The fact that more than six in 10 people worldwide use social networks and forums, she added, suggests a transformation in how people communicate with each other.
"It is true interconnection and engagement with each other. It is not just about a message back and forth but building messages across communities and only the meaningful messages stick," she explained.
"It looks like a majority of the world is communicating this way," she said, adding the numbers were more than half in almost every country polled.
Email usage by contrast was found to be highest in Hungary, with a whopping 94% of Hungarian Internet users communicating via email. Similar numbers were found in Sweden, Argentina, Poland and Belgium.
Bottom of the email league table were Saudi Arabia, with just 46% penetration, with India next with 68% and Japan low again, this time with just 75% of web users communicating via email.
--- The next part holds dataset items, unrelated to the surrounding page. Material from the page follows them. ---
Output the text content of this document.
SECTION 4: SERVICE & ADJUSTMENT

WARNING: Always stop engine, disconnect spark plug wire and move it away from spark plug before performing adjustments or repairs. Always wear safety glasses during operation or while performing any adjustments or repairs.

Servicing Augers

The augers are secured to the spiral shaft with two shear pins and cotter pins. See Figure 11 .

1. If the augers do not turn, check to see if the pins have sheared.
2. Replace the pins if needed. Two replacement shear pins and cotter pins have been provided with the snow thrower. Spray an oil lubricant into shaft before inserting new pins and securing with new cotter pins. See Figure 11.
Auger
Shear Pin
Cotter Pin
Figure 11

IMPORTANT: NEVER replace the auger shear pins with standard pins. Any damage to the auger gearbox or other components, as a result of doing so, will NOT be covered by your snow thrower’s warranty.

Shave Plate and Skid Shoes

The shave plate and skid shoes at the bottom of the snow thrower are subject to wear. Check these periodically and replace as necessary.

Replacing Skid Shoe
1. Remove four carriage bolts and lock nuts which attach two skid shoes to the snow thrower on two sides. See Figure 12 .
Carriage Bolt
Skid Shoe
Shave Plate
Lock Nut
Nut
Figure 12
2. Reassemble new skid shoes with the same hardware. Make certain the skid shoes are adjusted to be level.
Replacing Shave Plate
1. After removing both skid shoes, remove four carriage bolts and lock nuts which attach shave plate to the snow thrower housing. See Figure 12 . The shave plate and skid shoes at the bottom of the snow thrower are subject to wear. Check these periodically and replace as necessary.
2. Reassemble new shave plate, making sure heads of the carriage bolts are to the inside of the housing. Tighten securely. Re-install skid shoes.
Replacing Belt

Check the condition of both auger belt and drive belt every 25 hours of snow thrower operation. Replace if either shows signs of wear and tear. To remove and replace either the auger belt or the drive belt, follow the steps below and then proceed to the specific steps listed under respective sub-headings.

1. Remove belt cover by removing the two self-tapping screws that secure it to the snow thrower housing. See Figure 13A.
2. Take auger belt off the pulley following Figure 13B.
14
Although Americans and Japanese are thought to be very tech savvy, voice-over IP VOIP.L, audio conversations conducted via an Internet connection, were not very popular in both countries with less than 10 percent of people using the relatively new technology, compared to 36 percent in Russia, 32 percent in Turkey and 25 percent in India.
The full list of countries included in the study were: Argentina, Australia, Belgium, Brazil, Canada, China, France, Germany, Britain, Hungary, India, Indonesia, Italy, Japan, Mexico, Poland, Russia, Saudi Arabia, South Africa, South Korea, Spain, Sweden, Turkey and the United States.